The romantasy series “Small Town, Big Magic” concluded in September with its final book, “Dragon Fires Everywhere.” But while the four-book journey is over, the authors behind what’s known as the “Witchlore” series have hopes the story will find a second life in an on-screen adaptation — and say they aren’t necessarily forever done with the witchy characters in the fictional St. Cyprian, Missouri.
“Now that it’s done, it’s even a better pitch because you have the whole story,” Megan Crane, who wrote “Small Town, Big Magic” and its sequels in the “Witchlore” series alongside Nicole Helm under the pen name Hazel Beck, told Variety. “We’d love to have feelers out to have more conversations, absolutely.”
But now that the story is fully released, would the duo prefer a TV series or film for a proper on-screen look at Emerson, Rebekah, Ellowyn, Georgie and their battle against the evil Joywood coven?
“I think there are phenomenal filmmakers out there who can do pretty much anything and make magic out of any property,” Crane said. “As one of the writers of the book, there’s so many details that, to me, seems to translate more to a TV show.”
Up next, Crane and Helm are releasing a cozy-horror-romance two-book series, beginning with the first book, “Some Kind of Haunted,” coming next fall.

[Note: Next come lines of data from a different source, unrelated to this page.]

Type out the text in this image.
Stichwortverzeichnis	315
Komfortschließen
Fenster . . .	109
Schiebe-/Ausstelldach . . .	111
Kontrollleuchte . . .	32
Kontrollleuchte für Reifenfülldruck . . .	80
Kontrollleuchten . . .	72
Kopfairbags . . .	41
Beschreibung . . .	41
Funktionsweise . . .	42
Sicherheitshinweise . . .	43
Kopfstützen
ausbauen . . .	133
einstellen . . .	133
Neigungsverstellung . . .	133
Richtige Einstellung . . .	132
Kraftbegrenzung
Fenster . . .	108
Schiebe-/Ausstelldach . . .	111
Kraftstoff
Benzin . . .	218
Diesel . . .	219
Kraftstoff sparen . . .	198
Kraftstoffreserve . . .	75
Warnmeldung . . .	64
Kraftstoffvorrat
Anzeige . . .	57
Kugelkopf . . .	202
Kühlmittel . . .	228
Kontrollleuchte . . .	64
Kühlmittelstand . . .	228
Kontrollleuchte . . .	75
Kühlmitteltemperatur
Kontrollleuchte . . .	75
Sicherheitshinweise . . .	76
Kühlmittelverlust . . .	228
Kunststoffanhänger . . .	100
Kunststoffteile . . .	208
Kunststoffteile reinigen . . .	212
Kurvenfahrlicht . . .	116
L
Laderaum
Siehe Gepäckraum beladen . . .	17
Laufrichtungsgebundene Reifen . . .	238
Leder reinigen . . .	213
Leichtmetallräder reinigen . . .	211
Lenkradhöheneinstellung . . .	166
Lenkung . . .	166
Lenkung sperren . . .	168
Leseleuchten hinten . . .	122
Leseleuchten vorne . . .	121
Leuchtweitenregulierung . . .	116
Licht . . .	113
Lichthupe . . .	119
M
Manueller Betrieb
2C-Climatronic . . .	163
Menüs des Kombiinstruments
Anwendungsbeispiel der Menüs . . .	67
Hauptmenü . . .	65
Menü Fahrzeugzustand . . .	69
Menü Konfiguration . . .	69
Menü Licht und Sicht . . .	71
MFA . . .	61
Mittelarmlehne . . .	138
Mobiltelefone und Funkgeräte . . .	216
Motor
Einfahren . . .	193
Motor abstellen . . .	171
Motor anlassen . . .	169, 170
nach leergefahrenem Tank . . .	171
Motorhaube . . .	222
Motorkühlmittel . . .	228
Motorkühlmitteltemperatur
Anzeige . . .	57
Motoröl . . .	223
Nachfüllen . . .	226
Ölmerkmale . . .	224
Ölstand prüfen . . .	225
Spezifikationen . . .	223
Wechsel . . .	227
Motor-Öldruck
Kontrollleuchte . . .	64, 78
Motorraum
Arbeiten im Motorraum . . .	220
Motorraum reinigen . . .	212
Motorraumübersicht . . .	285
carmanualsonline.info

“We have a duology that’s coming next. That’s going to start in fall of 2026,” Helm said. “The first book is called ‘Some Kind of Haunted.’ It’s a cozy-horror romance in a Midwestern town. It’s still very Hazel. It’s going to have found family and sense of community and small town coziness and all of that stuff that I think people really responded to with ‘Witchlore.’ In fact, even in ‘Witchlore,’ there are some horror-esque elements. So it’s not so much a departure as just like leaning a little bit more into that part of this series.”
Though no further books are planned in the “Witchlore” series, the Hazel Beck duo aren’t shutting down the idea of revisiting St. Cyprian one day.
“I don’t know that we will say goodbye, actually,” Crane said. “Not because we have other books planned — but because it’s just part of us now. I just don’t see how we would.”